COMPASS DIVERSIFIED is structured as a diversified holding company that owns and operates a portfolio of businesses. The investment thesis centers on how the platform allocates capital and improves operating performance across distinct end-markets, while aiming to maintain a stable cash-flow base. The “how it works” is typically a mix of:

  • Operational ownership: direct management of subsidiary performance, budgeting, and cost discipline.
  • Capital deployment: reinvestment in working capital, maintenance/product investment, and selective acquisitions/dispositions.
  • Cash-flow generation: businesses producing recurring or repeatable demand that supports consolidated free cash flow.

Customer stickiness is achieved at the subsidiary level through product/process integration, contractual relationships, and switching friction—reducing the likelihood that demand disappears when one growth driver slows.

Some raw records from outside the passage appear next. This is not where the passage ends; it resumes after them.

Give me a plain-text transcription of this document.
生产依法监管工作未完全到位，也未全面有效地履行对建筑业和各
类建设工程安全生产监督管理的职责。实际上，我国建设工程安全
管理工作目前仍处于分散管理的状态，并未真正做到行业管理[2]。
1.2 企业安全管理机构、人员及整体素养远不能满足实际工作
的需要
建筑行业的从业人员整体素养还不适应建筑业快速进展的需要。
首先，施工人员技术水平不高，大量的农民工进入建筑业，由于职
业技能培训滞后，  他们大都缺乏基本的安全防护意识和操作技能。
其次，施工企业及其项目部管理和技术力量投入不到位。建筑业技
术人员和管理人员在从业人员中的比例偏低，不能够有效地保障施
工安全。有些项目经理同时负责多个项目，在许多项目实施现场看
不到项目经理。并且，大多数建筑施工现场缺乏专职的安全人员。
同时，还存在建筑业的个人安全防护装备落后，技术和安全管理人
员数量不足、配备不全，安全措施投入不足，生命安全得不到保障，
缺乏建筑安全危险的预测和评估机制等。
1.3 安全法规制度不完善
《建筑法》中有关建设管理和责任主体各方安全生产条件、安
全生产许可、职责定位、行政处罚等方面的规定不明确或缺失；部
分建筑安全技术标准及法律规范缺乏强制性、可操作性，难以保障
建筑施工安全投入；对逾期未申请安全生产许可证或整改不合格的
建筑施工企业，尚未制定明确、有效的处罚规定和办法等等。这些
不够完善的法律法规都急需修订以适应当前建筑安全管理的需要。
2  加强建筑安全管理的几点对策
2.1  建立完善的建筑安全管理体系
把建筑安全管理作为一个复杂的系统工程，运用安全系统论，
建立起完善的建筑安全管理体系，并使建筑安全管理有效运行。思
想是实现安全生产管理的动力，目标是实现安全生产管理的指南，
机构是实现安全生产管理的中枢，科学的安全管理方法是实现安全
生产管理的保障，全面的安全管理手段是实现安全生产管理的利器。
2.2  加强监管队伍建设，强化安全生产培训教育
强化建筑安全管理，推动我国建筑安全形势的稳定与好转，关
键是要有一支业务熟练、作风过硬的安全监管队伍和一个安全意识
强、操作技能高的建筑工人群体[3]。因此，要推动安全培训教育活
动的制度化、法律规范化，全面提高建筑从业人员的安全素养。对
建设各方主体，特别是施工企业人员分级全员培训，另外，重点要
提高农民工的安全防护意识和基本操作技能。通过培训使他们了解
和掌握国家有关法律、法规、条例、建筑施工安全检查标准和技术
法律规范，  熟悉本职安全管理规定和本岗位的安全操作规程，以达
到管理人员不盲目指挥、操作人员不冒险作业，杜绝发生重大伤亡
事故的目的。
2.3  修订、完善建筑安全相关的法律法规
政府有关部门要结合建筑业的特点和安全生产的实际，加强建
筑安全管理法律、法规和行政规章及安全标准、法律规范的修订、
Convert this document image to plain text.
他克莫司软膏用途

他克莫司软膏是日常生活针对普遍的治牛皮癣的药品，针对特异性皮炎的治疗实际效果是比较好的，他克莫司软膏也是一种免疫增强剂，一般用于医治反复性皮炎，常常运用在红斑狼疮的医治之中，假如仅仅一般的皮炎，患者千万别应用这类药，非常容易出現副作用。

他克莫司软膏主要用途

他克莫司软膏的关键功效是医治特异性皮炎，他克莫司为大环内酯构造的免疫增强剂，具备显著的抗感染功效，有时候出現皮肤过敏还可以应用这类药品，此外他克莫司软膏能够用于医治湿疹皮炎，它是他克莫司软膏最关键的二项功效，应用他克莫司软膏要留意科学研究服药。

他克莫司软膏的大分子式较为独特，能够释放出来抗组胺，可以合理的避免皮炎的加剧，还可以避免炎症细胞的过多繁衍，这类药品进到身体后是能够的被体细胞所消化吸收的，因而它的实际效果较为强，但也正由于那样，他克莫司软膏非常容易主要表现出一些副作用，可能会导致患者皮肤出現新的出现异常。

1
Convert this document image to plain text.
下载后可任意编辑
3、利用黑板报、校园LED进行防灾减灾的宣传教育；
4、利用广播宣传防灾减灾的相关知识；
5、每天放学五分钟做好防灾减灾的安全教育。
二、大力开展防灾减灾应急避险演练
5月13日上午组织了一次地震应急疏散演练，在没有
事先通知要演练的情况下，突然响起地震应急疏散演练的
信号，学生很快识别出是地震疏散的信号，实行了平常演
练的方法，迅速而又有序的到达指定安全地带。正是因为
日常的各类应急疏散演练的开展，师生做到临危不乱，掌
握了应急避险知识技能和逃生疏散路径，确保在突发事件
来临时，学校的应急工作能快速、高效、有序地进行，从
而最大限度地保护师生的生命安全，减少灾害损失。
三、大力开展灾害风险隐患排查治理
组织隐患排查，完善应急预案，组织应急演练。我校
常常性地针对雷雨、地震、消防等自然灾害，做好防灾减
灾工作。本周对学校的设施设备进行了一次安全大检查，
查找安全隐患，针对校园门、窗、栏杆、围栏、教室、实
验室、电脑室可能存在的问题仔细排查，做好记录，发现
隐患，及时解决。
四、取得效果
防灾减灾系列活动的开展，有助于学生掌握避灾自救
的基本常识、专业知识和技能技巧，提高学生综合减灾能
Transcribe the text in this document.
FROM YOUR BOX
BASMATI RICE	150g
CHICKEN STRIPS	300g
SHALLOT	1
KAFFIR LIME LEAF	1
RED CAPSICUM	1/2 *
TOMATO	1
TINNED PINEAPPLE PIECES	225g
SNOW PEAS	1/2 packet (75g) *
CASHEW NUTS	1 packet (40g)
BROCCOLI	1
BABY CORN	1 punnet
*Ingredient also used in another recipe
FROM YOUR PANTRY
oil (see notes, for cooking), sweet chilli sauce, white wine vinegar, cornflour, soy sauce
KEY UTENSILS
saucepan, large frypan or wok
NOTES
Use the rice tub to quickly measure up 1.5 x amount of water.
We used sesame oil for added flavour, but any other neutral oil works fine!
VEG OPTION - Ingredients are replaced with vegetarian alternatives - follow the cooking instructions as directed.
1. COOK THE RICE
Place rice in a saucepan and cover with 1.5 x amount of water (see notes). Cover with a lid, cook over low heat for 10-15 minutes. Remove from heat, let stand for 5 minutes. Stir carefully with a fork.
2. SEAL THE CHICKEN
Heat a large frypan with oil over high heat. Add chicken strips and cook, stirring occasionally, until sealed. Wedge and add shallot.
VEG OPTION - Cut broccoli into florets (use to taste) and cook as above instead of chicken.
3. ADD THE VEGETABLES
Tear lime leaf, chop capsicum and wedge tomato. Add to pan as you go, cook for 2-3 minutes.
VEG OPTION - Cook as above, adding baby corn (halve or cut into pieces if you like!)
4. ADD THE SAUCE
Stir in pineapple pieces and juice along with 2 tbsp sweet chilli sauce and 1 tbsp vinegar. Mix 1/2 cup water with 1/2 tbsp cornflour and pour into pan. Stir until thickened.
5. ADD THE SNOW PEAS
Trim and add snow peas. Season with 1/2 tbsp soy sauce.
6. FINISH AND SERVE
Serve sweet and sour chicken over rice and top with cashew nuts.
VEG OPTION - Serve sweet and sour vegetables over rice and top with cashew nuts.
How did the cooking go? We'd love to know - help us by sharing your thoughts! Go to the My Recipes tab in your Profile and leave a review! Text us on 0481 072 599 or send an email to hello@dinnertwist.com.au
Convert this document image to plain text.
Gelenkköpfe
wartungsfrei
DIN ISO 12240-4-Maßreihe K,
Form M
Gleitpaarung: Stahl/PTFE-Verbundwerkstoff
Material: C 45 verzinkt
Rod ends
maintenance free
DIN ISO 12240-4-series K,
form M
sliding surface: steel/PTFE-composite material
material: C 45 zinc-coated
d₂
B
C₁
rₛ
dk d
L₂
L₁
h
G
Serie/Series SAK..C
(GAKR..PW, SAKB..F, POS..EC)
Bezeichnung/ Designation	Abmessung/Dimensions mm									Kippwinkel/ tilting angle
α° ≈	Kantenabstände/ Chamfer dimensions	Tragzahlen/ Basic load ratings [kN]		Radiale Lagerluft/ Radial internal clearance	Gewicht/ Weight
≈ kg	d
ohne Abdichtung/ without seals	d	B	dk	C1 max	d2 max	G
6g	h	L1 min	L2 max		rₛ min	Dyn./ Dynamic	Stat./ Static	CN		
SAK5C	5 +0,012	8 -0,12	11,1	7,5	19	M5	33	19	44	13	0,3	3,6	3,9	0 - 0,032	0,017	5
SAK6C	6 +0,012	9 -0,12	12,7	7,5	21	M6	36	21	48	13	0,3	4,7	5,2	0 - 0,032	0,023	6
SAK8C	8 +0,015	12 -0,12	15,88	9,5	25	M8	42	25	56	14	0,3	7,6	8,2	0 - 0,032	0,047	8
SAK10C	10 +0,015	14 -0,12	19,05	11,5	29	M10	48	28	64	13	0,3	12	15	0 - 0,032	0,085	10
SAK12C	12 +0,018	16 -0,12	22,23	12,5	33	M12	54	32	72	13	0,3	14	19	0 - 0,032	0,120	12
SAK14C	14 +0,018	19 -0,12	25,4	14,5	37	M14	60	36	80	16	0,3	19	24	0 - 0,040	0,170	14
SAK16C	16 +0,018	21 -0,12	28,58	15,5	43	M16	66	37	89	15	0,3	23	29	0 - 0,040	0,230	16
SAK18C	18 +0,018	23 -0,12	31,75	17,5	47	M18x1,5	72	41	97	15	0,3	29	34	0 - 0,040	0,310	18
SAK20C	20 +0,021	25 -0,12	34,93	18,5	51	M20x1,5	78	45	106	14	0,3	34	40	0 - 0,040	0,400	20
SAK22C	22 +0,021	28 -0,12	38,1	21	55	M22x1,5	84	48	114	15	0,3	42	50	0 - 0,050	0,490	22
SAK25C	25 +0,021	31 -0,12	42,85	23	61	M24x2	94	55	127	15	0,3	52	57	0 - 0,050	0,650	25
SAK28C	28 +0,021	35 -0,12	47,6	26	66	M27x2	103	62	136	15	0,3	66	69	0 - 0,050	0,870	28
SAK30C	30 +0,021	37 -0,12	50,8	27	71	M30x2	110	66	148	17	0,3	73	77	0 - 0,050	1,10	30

💰 Revenue Streams & Monetisation Model

CODI’s consolidated revenue profile is best understood as a blend of (1) recurring or repeat-driven revenue and (2) transactional revenue tied to usage, services rendered, or project cycles, depending on the underlying operating companies.

  • Recurring/contracted components (where present) tend to provide visibility and help smooth margin volatility.
  • Transactional components can supplement growth and often scale with broader industry activity.
  • Margin drivers typically include operating leverage (fixed cost absorption), pricing discipline, disciplined procurement/vendor economics, and reducing churn or service intensity per customer.

At the enterprise level, the primary monetisation lever is sustaining a high-quality mix of revenues that translates into free cash flow after operating expenses, working-capital needs, and maintenance investment.

🧠 Competitive Advantages & Market Positioning

CODI’s competitive position is less about a single product moat and more about a portfolio-level moat: owning businesses where customers face switching costs and where management can compound cash flow through operational improvement.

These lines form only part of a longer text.